Fuentes: Trust your compiler

La sabiduría heredada sobre optimización en C++ —el inverso rápido de raíz cuadrada de Quake III, el intercambio por XOR, el conteo de bits de Kernighan, el acceso por punteros de fila— se asentó sobre hardware y compiladores que ya no existen. Este artículo demuestra con benchmarks en un AMD Ryzen 9 9950X, Clang 21.1.1 y -O3 -ffast-math que, en la práctica, las versiones modernas y legibles igualan o superan a los trucos clásicos. El caso del inverso de raíz cuadrada es ilustrativo: el algoritmo de Carmack de 1999 tardaba 380 ns en escalar frente a 373 ns de 1.0f / std::sqrt(x), y en arrays de 65536 elementos la ventaja se diluye (1865 ns frente a 2161 ns).
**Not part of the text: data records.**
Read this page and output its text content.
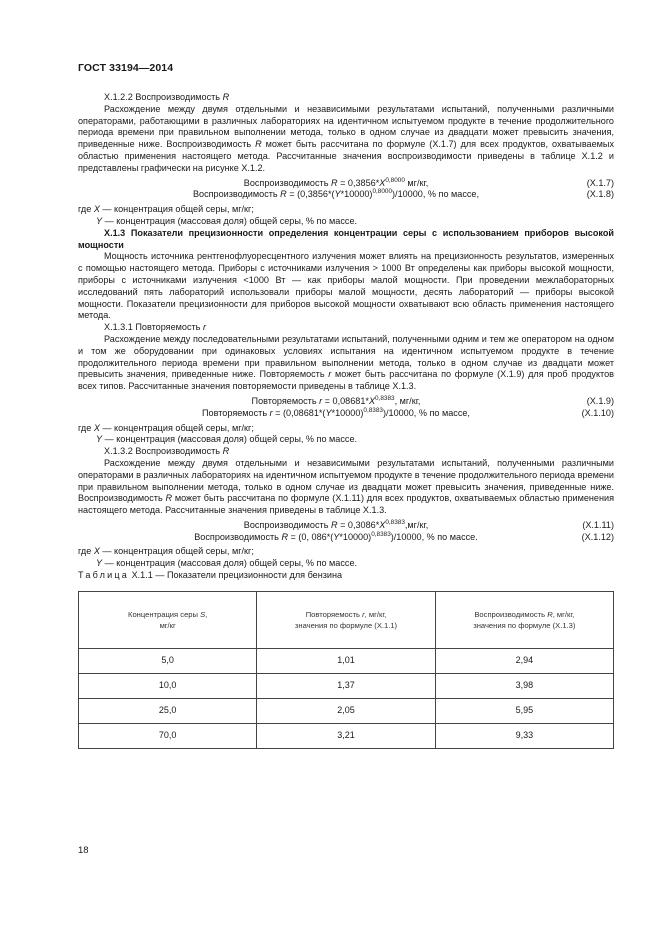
ГОСТ 33194—2014

X.1.2.2 Воспроизводимость R

Расхождение между двумя отдельными и независимыми результатами испытаний, полученными различными операторами, работающими в различных лабораториях на идентичном испытуемом продукте в течение продолжительного периода времени при правильном выполнении метода, только в одном случае из двадцати может превысить значения, приведенные ниже. Воспроизводимость R может быть рассчитана по формуле (X.1.7) для всех продуктов, охватываемых областью применения настоящего метода. Рассчитанные значения воспроизводимости приведены в таблице X.1.2 и представлены графически на рисунке X.1.2.

Воспроизводимость $R = 0,3856*X^{0,8000}$ мг/кг,	(X.1.7)
Воспроизводимость $R = (0,3856*(Y*10000)^{0,8000})/10000$, % по массе,	(X.1.8)

где X — концентрация общей серы, мг/кг;

Y — концентрация (массовая доля) общей серы, % по массе.

X.1.3 Показатели прецизионности определения концентрации серы с использованием приборов высокой мощности

Мощность источника рентгенофлуоресцентного излучения может влиять на прецизионность результатов, измеренных с помощью настоящего метода. Приборы с источниками излучения > 1000 Вт определены как приборы высокой мощности, приборы с источниками излучения <1000 Вт — как приборы малой мощности. При проведении межлабораторных исследований пять лабораторий использовали приборы малой мощности, десять лабораторий — приборы высокой мощности. Показатели прецизионности для приборов высокой мощности охватывают всю область применения настоящего метода.

X.1.3.1 Повторяемость r

Расхождение между последовательными результатами испытаний, полученными одним и тем же оператором на одном и том же оборудовании при одинаковых условиях испытания на идентичном испытуемом продукте в течение продолжительного периода времени при правильном выполнении метода, только в одном случае из двадцати может превысить значения, приведенные ниже. Повторяемость r может быть рассчитана по формуле (X.1.9) для проб продуктов всех типов. Рассчитанные значения повторяемости приведены в таблице X.1.3.

Повторяемость $r = 0,08681*X^{0,8383}$, мг/кг,	(X.1.9)
Повторяемость $r = (0,08681*(Y*10000)^{0,8383})/10000$, % по массе,	(X.1.10)

где X — концентрация общей серы, мг/кг;

Y — концентрация (массовая доля) общей серы, % по массе.

X.1.3.2 Воспроизводимость R

Расхождение между двумя отдельными и независимыми результатами испытаний, полученными различными операторами в различных лабораториях на идентичном испытуемом продукте в течение продолжительного периода времени при правильном выполнении метода, только в одном случае из двадцати может превысить значения, приведенные ниже. Воспроизводимость R может быть рассчитана по формуле (X.1.11) для всех продуктов, охватываемых областью применения настоящего метода. Рассчитанные значения приведены в таблице X.1.3.

Воспроизводимость $R = 0,3086*X^{0,8383},мг/кг$,	(X.1.11)
Воспроизводимость R = (0, $086*(Y*10000)^{0,8383})/10000$, % по массе.	(X.1.12)

где X — концентрация общей серы, мг/кг;

Y — концентрация (массовая доля) общей серы, % по массе.

Таблица X.1.1 — Показатели прецизионности для бензина

Концентрация серы S,
мг/кг	Повторяемость r, мг/кг,
значения по формуле (X.1.1)	Воспроизводимость R, мг/кг,
значения по формуле (X.1.3)
5,0	1,01	2,94
10,0	1,37	3,98
25,0	2,05	5,95
70,0	3,21	9,33
18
En popcount, std::popcount, el bucle de Kernighan y la versión SWAR generan los 94,5 ns, porque Clang detecta el patrón y emite popcnt en los tres casos. Las instrucciones rsqrtss, vrsqrtss y frsqrte en SSE, AVX y AArch64 ofrecen recíprocos de raíz cuadrada aproximados de baja latencia que el compilador aprovecha automáticamente. El mensaje es claro: usar std::bit_cast, <bit> y operaciones obvias produce código igual de rápido, más portable y con la intención explícita, dejando al compilador y a la CPU el trabajo pesado. El texto incluye código, ensamblado y tablas comparativas, y va acompañado del repositorio de benchmarks con Google Benchmark.